The ADR Europe team recently supported a procurement effectiveness review for a public sector organization that disbanded their procurement function some years ago. In this environment, business stakeholders were specifying the need, designing solutions, engaging suppliers and contract managing. The outcomes were impressive: lean operations, rapid response to changing customer requirements and careful budget management. This would support the argument that a procurement function is not compulsory to achieve value through supplier management.

If your organisation is considering removing procurement support from one or all spend categories, I would recommend checking 3 things first:

1. Know what Procurement can and does contribute

If you are trying to figure out if your procurement team is adding value, you need to know what that value is and how to measure it. Start with the big picture – is your procurement team contributing is to your organisation’s financial performance in terms of revenue growth, operating cost reduction and capital efficiency?  Most importantly, are business stakeholders and suppliers satisfied with the value offered to them by the Procurement team?

Then consider a category-by-category review. Maybe some categories have already had the benefit of rigorous procurement effort, where application of the strategy has driven the price down through competition and then reduced total cost through collaborative efforts. Now what remains is supplier management for incremental performance improvement and innovation. Who is best placed in your organisation to do this, operational contract managers or procurement professionals? If you still have less mature categories that are still on a journey to full value realization, it may make sense to retain dedicated procurement expertise.

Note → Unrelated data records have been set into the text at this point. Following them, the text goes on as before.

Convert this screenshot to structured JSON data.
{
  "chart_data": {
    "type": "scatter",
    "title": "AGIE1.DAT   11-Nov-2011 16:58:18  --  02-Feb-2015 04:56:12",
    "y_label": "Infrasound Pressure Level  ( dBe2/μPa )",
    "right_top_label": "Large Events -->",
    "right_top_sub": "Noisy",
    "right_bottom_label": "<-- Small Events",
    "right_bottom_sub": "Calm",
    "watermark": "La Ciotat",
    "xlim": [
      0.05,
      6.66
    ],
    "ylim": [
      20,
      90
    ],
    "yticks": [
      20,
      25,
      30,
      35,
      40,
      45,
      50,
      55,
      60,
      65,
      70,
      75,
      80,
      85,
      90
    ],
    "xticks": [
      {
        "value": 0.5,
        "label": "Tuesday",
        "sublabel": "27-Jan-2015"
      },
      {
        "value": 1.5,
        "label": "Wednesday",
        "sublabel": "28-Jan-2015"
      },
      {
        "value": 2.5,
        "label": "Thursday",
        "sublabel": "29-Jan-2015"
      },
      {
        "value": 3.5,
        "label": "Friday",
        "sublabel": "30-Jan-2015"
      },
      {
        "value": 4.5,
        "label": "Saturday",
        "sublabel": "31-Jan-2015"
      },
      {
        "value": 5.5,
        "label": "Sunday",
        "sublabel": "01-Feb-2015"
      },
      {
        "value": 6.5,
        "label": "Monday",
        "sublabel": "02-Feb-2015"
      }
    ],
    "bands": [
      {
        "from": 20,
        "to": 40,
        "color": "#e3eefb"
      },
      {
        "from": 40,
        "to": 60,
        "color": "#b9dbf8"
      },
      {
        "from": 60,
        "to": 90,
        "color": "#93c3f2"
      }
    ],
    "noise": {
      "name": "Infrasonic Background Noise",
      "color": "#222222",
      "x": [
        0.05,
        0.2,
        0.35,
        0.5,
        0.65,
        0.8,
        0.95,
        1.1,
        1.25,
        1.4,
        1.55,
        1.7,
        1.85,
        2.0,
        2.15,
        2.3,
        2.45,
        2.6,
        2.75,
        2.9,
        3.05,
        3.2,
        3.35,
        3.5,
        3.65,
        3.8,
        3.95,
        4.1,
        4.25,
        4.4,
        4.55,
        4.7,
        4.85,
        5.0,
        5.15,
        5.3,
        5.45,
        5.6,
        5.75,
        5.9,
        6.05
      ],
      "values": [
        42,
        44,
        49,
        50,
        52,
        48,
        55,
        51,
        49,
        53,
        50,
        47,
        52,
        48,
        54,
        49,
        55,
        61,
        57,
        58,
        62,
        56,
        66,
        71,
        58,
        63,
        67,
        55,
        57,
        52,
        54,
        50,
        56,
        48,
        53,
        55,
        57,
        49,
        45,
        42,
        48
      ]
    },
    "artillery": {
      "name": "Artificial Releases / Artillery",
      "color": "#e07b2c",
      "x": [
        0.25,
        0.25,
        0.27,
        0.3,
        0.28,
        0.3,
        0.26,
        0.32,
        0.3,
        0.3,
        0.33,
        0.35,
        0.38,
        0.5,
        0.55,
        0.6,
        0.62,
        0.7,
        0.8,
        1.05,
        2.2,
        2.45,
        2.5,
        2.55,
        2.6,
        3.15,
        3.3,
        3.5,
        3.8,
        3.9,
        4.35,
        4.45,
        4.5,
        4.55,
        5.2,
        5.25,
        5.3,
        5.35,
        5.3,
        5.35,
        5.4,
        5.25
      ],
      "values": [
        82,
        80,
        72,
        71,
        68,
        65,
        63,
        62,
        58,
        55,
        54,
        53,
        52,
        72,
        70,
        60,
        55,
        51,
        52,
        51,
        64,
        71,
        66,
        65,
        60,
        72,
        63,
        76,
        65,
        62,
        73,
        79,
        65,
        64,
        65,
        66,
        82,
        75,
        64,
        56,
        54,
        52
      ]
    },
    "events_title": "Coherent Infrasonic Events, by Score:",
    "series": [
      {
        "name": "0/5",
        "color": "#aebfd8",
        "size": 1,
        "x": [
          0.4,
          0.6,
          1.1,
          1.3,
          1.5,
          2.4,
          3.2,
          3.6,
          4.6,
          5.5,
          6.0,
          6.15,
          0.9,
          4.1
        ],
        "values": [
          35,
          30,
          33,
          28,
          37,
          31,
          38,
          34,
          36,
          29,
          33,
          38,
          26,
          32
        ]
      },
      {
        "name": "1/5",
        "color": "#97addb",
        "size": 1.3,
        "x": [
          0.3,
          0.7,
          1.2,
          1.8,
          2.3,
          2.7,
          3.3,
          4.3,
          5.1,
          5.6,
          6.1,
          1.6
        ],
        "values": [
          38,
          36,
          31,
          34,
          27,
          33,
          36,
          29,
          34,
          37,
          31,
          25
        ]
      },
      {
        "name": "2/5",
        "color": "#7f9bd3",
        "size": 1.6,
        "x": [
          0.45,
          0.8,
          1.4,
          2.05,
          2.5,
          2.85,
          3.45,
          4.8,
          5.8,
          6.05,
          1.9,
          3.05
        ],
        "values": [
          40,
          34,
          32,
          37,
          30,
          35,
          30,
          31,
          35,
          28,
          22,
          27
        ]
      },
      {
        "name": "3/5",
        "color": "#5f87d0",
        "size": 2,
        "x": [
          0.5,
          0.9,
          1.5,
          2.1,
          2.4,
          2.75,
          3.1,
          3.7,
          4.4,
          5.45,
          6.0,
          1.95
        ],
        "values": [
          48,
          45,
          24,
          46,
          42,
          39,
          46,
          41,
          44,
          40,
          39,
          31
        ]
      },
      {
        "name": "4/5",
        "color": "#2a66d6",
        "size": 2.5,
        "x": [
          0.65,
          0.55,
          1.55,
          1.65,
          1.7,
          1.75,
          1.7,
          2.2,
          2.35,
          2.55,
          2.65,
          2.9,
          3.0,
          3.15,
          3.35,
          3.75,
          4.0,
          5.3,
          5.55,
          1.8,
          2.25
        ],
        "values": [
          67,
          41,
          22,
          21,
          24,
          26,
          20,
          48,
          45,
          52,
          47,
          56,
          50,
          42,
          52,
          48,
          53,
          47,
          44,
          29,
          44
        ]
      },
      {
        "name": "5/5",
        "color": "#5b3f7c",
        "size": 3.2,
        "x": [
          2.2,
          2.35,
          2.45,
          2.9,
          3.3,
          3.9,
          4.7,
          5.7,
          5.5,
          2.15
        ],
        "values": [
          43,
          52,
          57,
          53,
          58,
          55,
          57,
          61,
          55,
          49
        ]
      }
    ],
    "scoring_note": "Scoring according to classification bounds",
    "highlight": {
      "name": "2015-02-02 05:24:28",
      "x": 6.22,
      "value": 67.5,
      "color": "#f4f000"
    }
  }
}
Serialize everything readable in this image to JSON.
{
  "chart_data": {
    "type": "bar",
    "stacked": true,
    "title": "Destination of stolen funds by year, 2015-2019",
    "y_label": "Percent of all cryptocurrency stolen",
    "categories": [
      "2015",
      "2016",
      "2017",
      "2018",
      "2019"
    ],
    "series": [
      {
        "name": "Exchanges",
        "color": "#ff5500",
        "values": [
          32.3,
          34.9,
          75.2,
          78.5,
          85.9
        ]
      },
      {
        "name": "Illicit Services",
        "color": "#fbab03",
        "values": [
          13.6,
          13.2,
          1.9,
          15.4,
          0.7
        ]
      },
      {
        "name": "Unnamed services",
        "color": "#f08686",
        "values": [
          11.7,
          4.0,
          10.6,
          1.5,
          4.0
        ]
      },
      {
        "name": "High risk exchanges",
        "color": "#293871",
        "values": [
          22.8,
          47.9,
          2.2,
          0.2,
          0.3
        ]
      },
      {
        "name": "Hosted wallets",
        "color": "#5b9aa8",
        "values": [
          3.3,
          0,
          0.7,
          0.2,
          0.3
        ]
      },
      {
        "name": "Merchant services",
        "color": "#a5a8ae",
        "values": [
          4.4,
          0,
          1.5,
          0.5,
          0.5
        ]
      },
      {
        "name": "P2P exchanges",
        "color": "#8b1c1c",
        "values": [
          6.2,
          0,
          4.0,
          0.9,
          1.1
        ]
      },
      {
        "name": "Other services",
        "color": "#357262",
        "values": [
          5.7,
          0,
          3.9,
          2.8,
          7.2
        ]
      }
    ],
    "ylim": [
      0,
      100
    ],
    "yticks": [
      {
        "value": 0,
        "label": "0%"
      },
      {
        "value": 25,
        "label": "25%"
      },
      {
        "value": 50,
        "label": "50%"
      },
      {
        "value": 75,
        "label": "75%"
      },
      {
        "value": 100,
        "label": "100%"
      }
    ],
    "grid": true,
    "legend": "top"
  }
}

2. Discover if the capability of your people matches the business challenge

Some buyers are perfect for volatile market conditions, some buyers are brilliant facing entrenched monopolies. Great buyers can learn and apply skills quickly, depending on the situation. But they can only do this if they know what skills are required in that situation so managers should check if this is the case. When planning skills assessment, managers need to think 3-dimensionally to ensure that they are measuring competencies against what is really required for the category right now, not just gaps against generic job profiles. This is just as relevant in organizations where procurement is devolved. Even if supplier management is only a small part of the job, business professional needs to understand techniques to optimize that element of their work. Networking with colleagues, observation and discussing lessons learned with peers are all valuable “on the job” learning activities, but they do require advice and direction to make the most of the experiences.

3. Consider whether you have the right supplier management infrastructure

Even if you have no requirements for “buying” (perhaps because of an existing catalogue or long term contract arrangement), there always exists the need for expert supplier management. Supplier management activities include performance management; handling end customer expectation and extracting more value from your ongoing spend with suppliers. These tasks often already lie with functional stakeholders who are either unaware of the full depth of responsibility or unable to accommodate it alongside their other work. Whoever performs supplier management, the correct enablers must be in place such as analytics that support decision making and contracts that address supplier performance management.  If professionals are supported to understand and use these tools, any function can successfully deploy them.

There should be no rush to carve marketing procurement away from the main procurement team, or to question the purpose of procurement as a function.  However, procurement should not hide away from the need to identify and deliver benefits through ongoing supplier management. If organizations can survive and thrive without centralized procurement, the urgency of providing measurable value is now more relevant than ever.